Rigidity in colloidal gels
The Journal Club for Condensed Matter Physics recommended our paper on correlated rigidity percolation in colloidal gels in collaboration with University of Michigan and GeorgiaTech, with a commentary by Bulbul Chakraborty.
The paper was published over the summer in Physical Review Letters and you can read the commentary here.
The main theoretical framework for the emergence of rigidity in amorphous solids is based on the idea that locally rigid structures, due to mechanical constraints such as chemical bonds or steric repulsion, percolate through the material. The problem can be translated into the onset of rigidity in a disordered network of springs, an abstraction of the actual solid. Because rigidity requires a mechanically stable spanning cluster able to transmit stresses, rigidity percolation typically occurs at volume fractions that are higher than those needed for just geometric percolation related to connectivity.

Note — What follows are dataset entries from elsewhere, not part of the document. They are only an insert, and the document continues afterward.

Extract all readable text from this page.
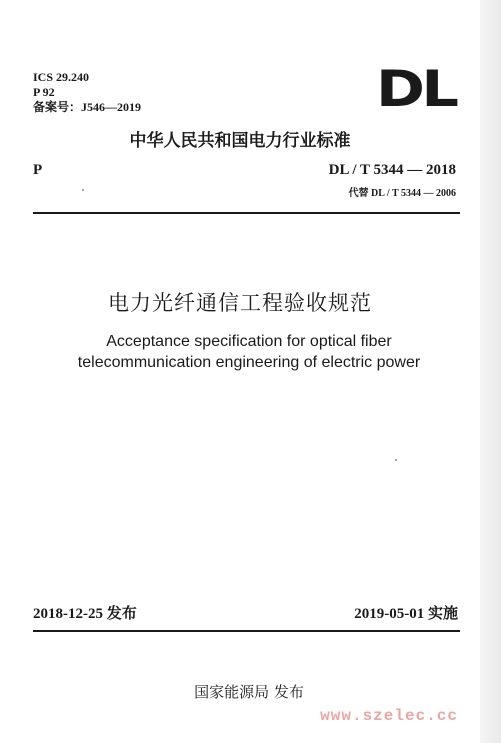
ICS 29.240
P 92
备案号：J546—2019	DL
中华人民共和国电力行业标准
P	DL / T 5344 — 2018
代替 DL / T 5344 — 2006
电力光纤通信工程验收规范
Acceptance specification for optical fiber
telecommunication engineering of electric power
2018-12-25 发布	2019-05-01 实施
国家能源局 发布
www.szelec.cc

We have proposed and demonstrated that in colloidal gels, spatial correlations originating from short-range attractive interactions naturally prepare particles into smart thin structures that transmit stress, therefore giving instead rise to rigidity at much lower volume fractions. We studied a diluted triangular lattice model where particles populate sites with positional correlation, and a colloidal gel model with short range attraction using MD simulation. Our scaling analysis in the correlated lattice model shows that the rigidity transition belongs to the same universality class as the classical rigidity percolation, but the transition threshold moves to lower volume fractions as correlation increases. The attractive gel model further demonstrates that such structural correlations and heterogeneities can naturally arise as a result of short range attractive interactions in a thermal system.